Absurdism is precisely the word to best describe this work: Dupieux is evidently a firm believer in the inherent meaninglessness of life, his tangential narrative style—loosely hopping from scene to scene, character to character—depicting a world where everything happens on a whim. Yet whatever accusations of aimlessness could be levelled against the film, it’s impossible to deny its conviction, the vim with which it commits itself to its oddity abundant from the outset. As he ably proved with his desert vistas in Rubber, Dupieux is a talented visualist, well attuned to using the camera to make his points. Here he plays extensively with focus, his conversations almost entirely shot over-the-shoulder with the non-speaker visible only as an amorphous blur in the distance, accentuating the divide between these characters and the emptiness of human communication.
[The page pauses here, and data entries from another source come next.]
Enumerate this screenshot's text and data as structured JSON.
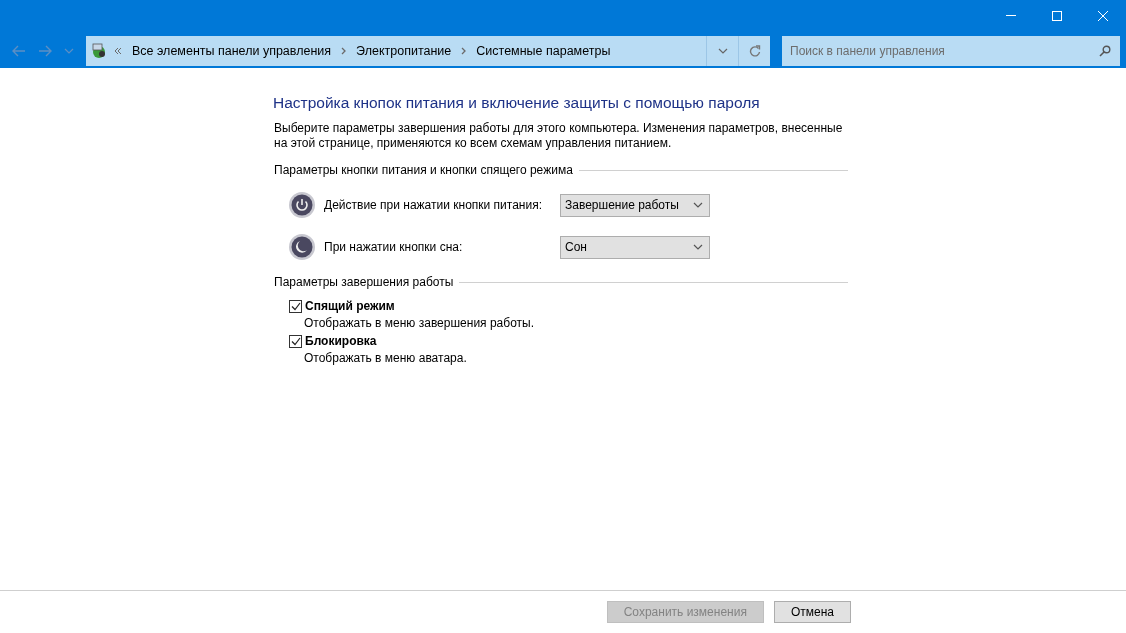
{
  "address_bar": {
    "breadcrumbs": [
      "Все элементы панели управления",
      "Электропитание",
      "Системные параметры"
    ]
  },
  "search": {
    "placeholder": "Поиск в панели управления"
  },
  "heading": "Настройка кнопок питания и включение защиты с помощью пароля",
  "description": "Выберите параметры завершения работы для этого компьютера. Изменения параметров, внесенные на этой странице, применяются ко всем схемам управления питанием.",
  "button_section": {
    "title": "Параметры кнопки питания и кнопки спящего режима",
    "rows": [
      {
        "kind": "power",
        "label": "Действие при нажатии кнопки питания:",
        "value": "Завершение работы"
      },
      {
        "kind": "sleep",
        "label": "При нажатии кнопки сна:",
        "value": "Сон"
      }
    ]
  },
  "shutdown_section": {
    "title": "Параметры завершения работы",
    "options": [
      {
        "label": "Спящий режим",
        "description": "Отображать в меню завершения работы.",
        "checked": true
      },
      {
        "label": "Блокировка",
        "description": "Отображать в меню аватара.",
        "checked": true
      }
    ]
  },
  "buttons": [
    {
      "label": "Сохранить изменения",
      "disabled": true
    },
    {
      "label": "Отмена",
      "disabled": false
    }
  ]
}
Wrong is neither a story nor film that makes any sort of sense whatsoever, and that’s precisely the point: as a reflection of life, it highlights the meandering madness of mortality, the sheer senselessness of being. Always with a wry smile on his face, Dupieux uses the framework of archetypal Americana—and the seemingly exemplary life of Dolph—as a commentary on the frustrating dissatisfaction of everything around us, the regular emptiness of the day-to-day experience. In dwelling on this, and in lampooning it and finding humour in its little eccentricities, he comes to show just how important it is for us to appreciate the little things. His film never quite satisfies, and often feels incomplete, but then so too does life. What it is, like the companionship of a loyal and loving dog, is a little oasis of joy in the sparse desert of existence.